Lutetium (177Lu) oxodotreotide is excreted by the kidney. The long-term trend of progressive glomerular filtration function deterioration demonstrated in the clinical studies confirms that Lutathera-related nephropathy is a chronic kidney disease that develops progressively over months or years after exposure. An individual benefit-risk assessment is recommended prior to treatment with Lutathera in patients with mild and moderate renal impairment, for additional details see section 4.2 (Table 3) and section 4.4. The use of Lutathera is contraindicated in patients with severe kidney failure (see section 4.3).
Hormonal crises related to bioactive substances release (probably due to lysis of the neuroendocrine tumour cells) have rarely been observed and resolved after appropriate medical treatment (section 4.4).

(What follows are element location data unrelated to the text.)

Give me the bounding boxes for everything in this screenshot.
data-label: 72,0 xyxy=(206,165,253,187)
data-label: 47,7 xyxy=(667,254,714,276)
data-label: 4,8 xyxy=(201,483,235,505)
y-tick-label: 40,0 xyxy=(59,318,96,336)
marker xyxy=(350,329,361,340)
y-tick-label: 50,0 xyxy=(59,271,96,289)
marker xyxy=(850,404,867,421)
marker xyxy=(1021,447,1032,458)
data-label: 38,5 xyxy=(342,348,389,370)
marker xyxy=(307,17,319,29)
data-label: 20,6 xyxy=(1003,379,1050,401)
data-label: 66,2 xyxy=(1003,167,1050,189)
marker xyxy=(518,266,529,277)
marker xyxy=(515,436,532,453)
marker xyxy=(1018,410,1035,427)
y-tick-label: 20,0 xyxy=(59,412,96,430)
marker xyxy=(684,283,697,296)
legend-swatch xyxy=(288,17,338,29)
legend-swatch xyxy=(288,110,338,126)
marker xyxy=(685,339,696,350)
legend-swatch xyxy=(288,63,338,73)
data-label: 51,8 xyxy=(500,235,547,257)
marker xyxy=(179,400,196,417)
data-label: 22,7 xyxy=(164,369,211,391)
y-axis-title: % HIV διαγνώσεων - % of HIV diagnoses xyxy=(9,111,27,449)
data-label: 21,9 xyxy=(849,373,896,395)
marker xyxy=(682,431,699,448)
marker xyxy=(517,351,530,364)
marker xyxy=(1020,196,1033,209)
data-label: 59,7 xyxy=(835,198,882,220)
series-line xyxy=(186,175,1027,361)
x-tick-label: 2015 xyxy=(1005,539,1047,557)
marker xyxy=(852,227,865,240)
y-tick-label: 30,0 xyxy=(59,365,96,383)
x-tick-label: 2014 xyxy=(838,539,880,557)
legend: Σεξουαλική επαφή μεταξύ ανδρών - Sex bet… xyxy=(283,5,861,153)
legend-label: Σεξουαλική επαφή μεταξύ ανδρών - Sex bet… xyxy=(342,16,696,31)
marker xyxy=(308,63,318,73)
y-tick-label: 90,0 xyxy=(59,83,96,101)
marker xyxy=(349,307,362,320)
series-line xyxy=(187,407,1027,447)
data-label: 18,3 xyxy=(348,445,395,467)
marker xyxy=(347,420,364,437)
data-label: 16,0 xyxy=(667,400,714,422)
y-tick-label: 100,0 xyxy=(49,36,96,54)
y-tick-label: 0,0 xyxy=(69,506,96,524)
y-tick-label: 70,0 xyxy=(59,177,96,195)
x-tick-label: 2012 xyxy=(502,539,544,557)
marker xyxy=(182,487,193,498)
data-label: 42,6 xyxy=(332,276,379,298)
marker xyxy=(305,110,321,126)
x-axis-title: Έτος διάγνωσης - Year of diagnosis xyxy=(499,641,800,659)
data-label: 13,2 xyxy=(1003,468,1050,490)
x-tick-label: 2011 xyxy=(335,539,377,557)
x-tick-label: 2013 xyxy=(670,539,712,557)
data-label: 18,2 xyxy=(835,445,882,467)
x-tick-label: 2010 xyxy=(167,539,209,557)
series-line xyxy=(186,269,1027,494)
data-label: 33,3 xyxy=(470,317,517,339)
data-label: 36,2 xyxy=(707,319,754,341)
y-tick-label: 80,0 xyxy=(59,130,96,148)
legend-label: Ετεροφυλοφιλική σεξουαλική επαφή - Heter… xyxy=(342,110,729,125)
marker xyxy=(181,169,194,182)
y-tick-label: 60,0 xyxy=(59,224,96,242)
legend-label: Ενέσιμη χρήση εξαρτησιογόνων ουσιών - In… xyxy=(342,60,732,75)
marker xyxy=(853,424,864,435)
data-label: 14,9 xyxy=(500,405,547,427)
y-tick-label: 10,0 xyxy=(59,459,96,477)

Reporting suspected adverse reactions after authorisation of the medicinal product is important. It allows continued monitoring of the benefit/risk balance of the medicinal product. Healthcare professionals are asked to report any suspected adverse reactions via the national reporting system listed in Appendix V.
This medicinal product must not be mixed with other medicinal products except those mentioned in section 4.2.